AKİDESİZ MÜSLÜMANLIK OLMAZ

D. Ali TAŞÇI


    “Ateş yakacak bir şey bulamayacak sende; işte İbrahim olmak bu.” (Sezai Karakoç)
    Başıbozuk bir çağın içinde debelenip duruyoruz. Akide bozuk olunca davranışlar da şirazesinden çıkıyor.
    Her dönemin, ama özellikle zamanımızın en önemli sorunu: Akide, yani inanç kurallarının bilinememesi ve yaşanamamasıdır.
    İnsanların birçoğu “müslümanım” diyor, ama kültürel Müslüman, akidevi değil. Bu tip insanların birçoğu namazında, niyazında, ama konuşmalarından, paylaşımlarından elfaz-ı küfrün içinde oldukları anlaşılıyor.
    Bir örnek vermek istiyorum;
    Allah’ın haram kıldığı bir şeye itirazı var; “Hiç bu zamanda o dediğin şey olabilir mi?” diye güya kendince mazeretler üretiyor.

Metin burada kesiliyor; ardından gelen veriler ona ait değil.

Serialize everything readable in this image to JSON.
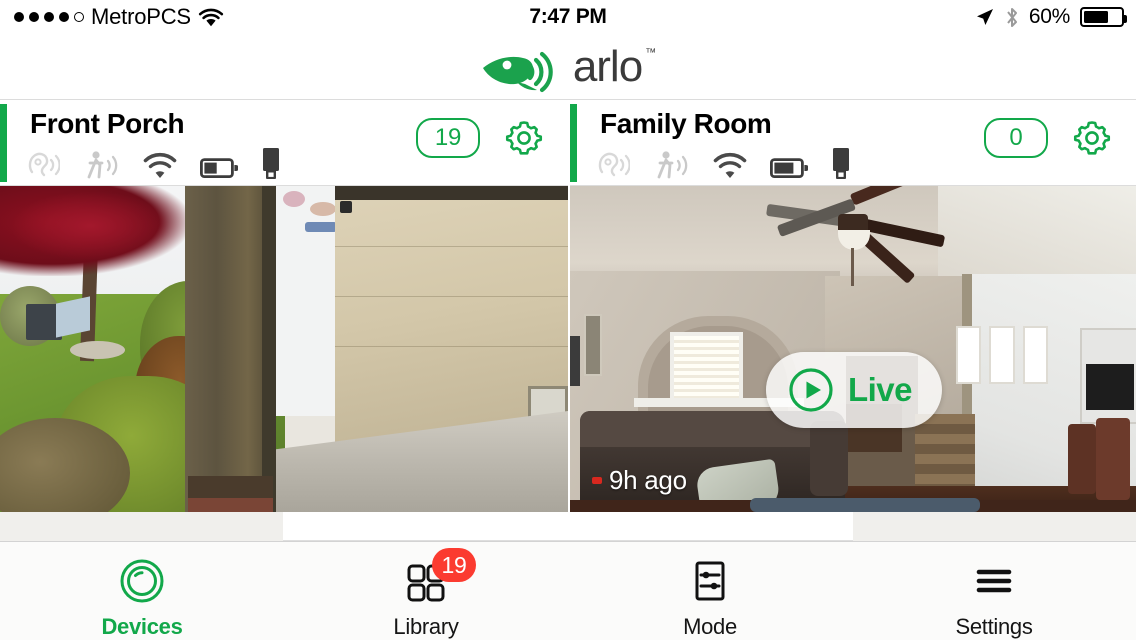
{
  "status_bar": {
    "signal_dots_filled": 4,
    "signal_dots_total": 5,
    "carrier": "MetroPCS",
    "wifi_icon": "wifi-icon",
    "time": "7:47 PM",
    "location_icon": "location-arrow-icon",
    "bluetooth_icon": "bluetooth-icon",
    "battery_percent": "60%",
    "battery_level": 60
  },
  "brand": {
    "logo_icon": "arlo-bird-icon",
    "name": "arlo",
    "trademark": "™",
    "accent_color": "#12a84a"
  },
  "cameras": [
    {
      "name": "Front Porch",
      "accent_color": "#12a84a",
      "status_icons": [
        {
          "name": "audio-detection-icon",
          "state": "off"
        },
        {
          "name": "motion-detection-icon",
          "state": "off"
        },
        {
          "name": "wifi-signal-icon",
          "state": "on"
        },
        {
          "name": "battery-icon",
          "state": "on",
          "level": 45
        },
        {
          "name": "storage-usb-icon",
          "state": "on"
        }
      ],
      "recording_count": "19",
      "settings_icon": "gear-icon",
      "overlay": {
        "live_label": null,
        "timestamp": null
      }
    },
    {
      "name": "Family Room",
      "accent_color": "#12a84a",
      "status_icons": [
        {
          "name": "audio-detection-icon",
          "state": "off"
        },
        {
          "name": "motion-detection-icon",
          "state": "off"
        },
        {
          "name": "wifi-signal-icon",
          "state": "on"
        },
        {
          "name": "battery-icon",
          "state": "on",
          "level": 70
        },
        {
          "name": "storage-usb-icon",
          "state": "on"
        }
      ],
      "recording_count": "0",
      "settings_icon": "gear-icon",
      "overlay": {
        "live_label": "Live",
        "play_icon": "play-circle-icon",
        "timestamp": "9h ago"
      }
    }
  ],
  "tabbar": {
    "items": [
      {
        "label": "Devices",
        "icon": "camera-lens-icon",
        "active": true,
        "badge": null
      },
      {
        "label": "Library",
        "icon": "grid-squares-icon",
        "active": false,
        "badge": "19"
      },
      {
        "label": "Mode",
        "icon": "sliders-box-icon",
        "active": false,
        "badge": null
      },
      {
        "label": "Settings",
        "icon": "hamburger-menu-icon",
        "active": false,
        "badge": null
      }
    ],
    "badge_color": "#fb3b30",
    "active_color": "#12a84a"
  }
}
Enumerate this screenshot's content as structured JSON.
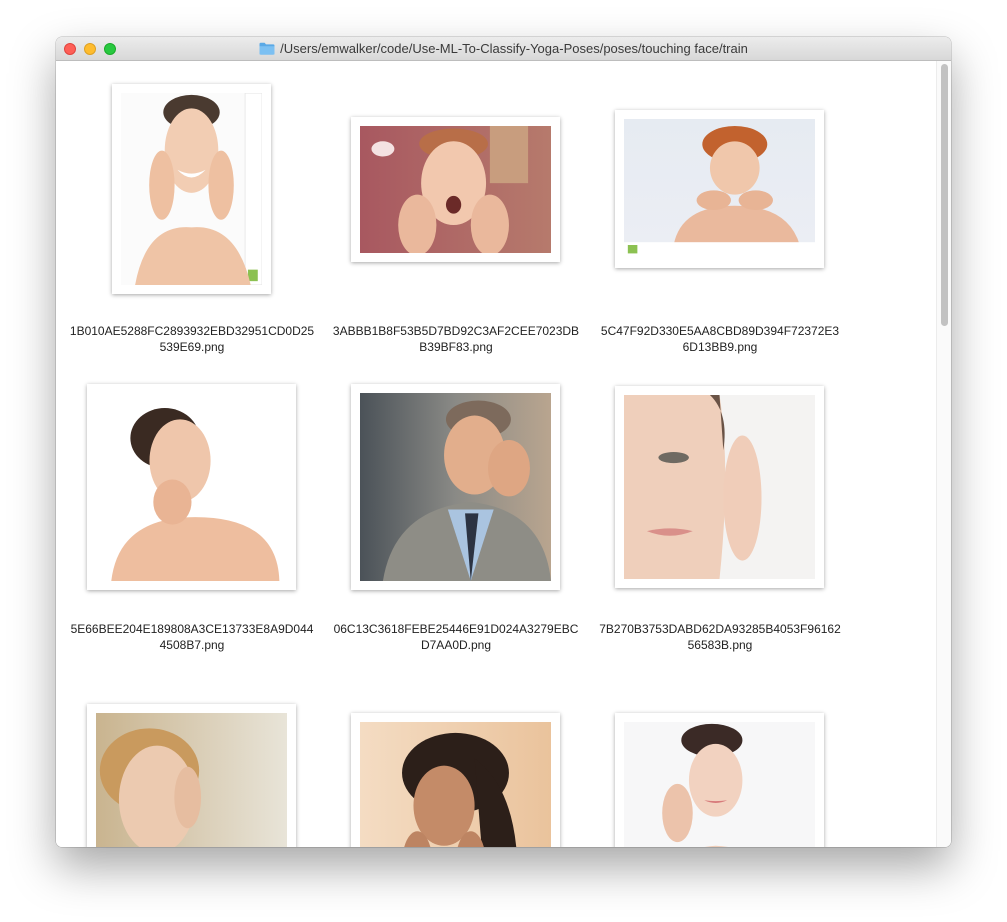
{
  "window": {
    "title": "/Users/emwalker/code/Use-ML-To-Classify-Yoga-Poses/poses/touching face/train",
    "folder_icon": "folder-icon"
  },
  "files": [
    {
      "name_line1": "1B010AE5288FC2893932EBD32951CD0D25",
      "name_line2": "539E69.png",
      "depicts": "woman-winking-hands-on-cheeks"
    },
    {
      "name_line1": "3ABBB1B8F53B5D7BD92C3AF2CEE7023DB",
      "name_line2": "B39BF83.png",
      "depicts": "boy-screaming-hands-on-face"
    },
    {
      "name_line1": "5C47F92D330E5AA8CBD89D394F72372E3",
      "name_line2": "6D13BB9.png",
      "depicts": "woman-chin-on-hands"
    },
    {
      "name_line1": "5E66BEE204E189808A3CE13733E8A9D044",
      "name_line2": "4508B7.png",
      "depicts": "woman-eyes-closed-hand-on-jaw"
    },
    {
      "name_line1": "06C13C3618FEBE25446E91D024A3279EBC",
      "name_line2": "D7AA0D.png",
      "depicts": "man-in-suit-hand-on-forehead"
    },
    {
      "name_line1": "7B270B3753DABD62DA93285B4053F96162",
      "name_line2": "56583B.png",
      "depicts": "woman-half-face-hand-on-temple"
    },
    {
      "name_line1": "",
      "name_line2": "",
      "depicts": "woman-looking-up-hand-on-temple"
    },
    {
      "name_line1": "",
      "name_line2": "",
      "depicts": "woman-laughing-hands-on-cheeks"
    },
    {
      "name_line1": "",
      "name_line2": "",
      "depicts": "woman-hands-near-face"
    }
  ],
  "colors": {
    "close": "#fe5f57",
    "minimize": "#febc2e",
    "maximize": "#28c840",
    "folder": "#5aa9e6"
  }
}
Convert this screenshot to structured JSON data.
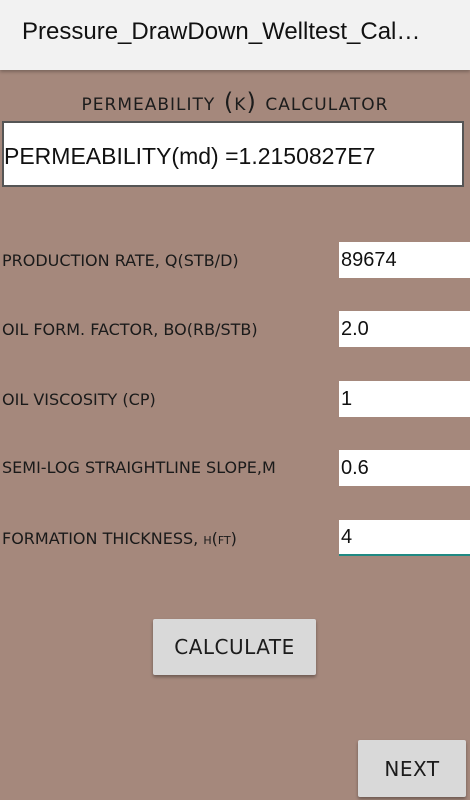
{
  "app": {
    "title": "Pressure_DrawDown_Welltest_Cal…"
  },
  "calculator": {
    "heading": "PERMEABILITY (K) CALCULATOR",
    "result": "PERMEABILITY(md) =1.2150827E7"
  },
  "fields": [
    {
      "label": "PRODUCTION RATE, Q(STB/D)",
      "value": "89674"
    },
    {
      "label": "OIL FORM. FACTOR, BO(RB/STB)",
      "value": "2.0"
    },
    {
      "label": "OIL VISCOSITY (CP)",
      "value": "1"
    },
    {
      "label": "SEMI-LOG STRAIGHTLINE SLOPE,M",
      "value": "0.6"
    },
    {
      "label": "FORMATION THICKNESS, h(ft)",
      "value": "4"
    }
  ],
  "buttons": {
    "calculate": "CALCULATE",
    "next": "NEXT"
  },
  "colors": {
    "background": "#a5887c",
    "titlebar": "#f2f2f2",
    "focus_underline": "#1f8a83"
  }
}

Ve bu insan namaz kılıyor, hacca gidiyor, oruç tutuyor… Ama Allah’ı, geleceği bilmemekle suçluyor. Bu kişi veya kişiler, namazlarını Kâbe’de kılsalar, teheccüdlerini eksik etmeseler, İslam akidesince Müslüman sayılabilir mi? Allah’a, amentünün emrettiği biçimde iman etmemiştir.
    Zamanımız bu tip olgu ve olaylarla dolu. Bunların çocuklarının “deist” veya “ateist” olması sürpriz değildir.
    Bütün bunlar neden oluyor?
    Çocukluğunda ailede bir dini eğitim almamış. Sübyan mektebine gitmiş, ama birkaç sûre ancak ezberleyebilmiş veya hiç gitmemiş. İmam Hatipler dışındaki okullarda zaten “din kültürü” var, din eğitimi yok. Hayatta da dinini öğrenmek için özel çabası olmamışsa, nerede ve nasıl öğrenecek, ebedi mutluluğa ulaştıracak yolculuğunu?
    İslam hayat dinidir; camilere mahpus bir din değildir. Camide namaz kıl, tamam her şey bitmiştir! Camiden çıkınca da İslam’ın emretmediği, yasakladığı ne varsa hiç gocunmadan onları işle!
    Medine olmadan İslam yaşanmıyor! Medine, medeniyettir. Hayatın her safhasında İslam’ın sözü vardır çünkü. Medeniyet ise vahyin tecessümüdür, yani görünür, yaşanır biçimidir. Vahyin tecessümüne de “Sünnet” denir. 
    Bunları bilmemek korkunç kayıp, bilip de uygulayamamak ise ruhi sarsıntıdır.
    İbrahim olup içimizdeki putları kırmadan ateşler biz yakacaktır. Putperestlikten kurtulmak için önce, insanın kendi içindeki nefs putunu kırması gerekmektedir.
    “Put diken, puta tapmayı hortlatan, puta tapan asırdır bu asır.” diyor, Sezai Karakoç. Çağımızın insanı kalbinin bağını Allah’tan kopararak eşyaya, güçlü görülen insanlara, düşüncelere ve sistemlere bağlıyor. Bütün bunlar da onu kendi özünden uzaklaştırıyor. Bunun adı vahşettir; çünkü insan kendi yaradılışını yalanlamaktadır. 
    Anneler; çocuklarınızın büyüdüklerinde akideleri sağlam bir Müslüman olmaları için, onlara mutlaka Peygamberler tarihinden kıssalar, hikmetli hikâyeler, ruhlarına hitap eden şiirler okuyarak büyütün. Çocuklukta elde edilen güzellikler her yaşta insana rehber olur, çünkü.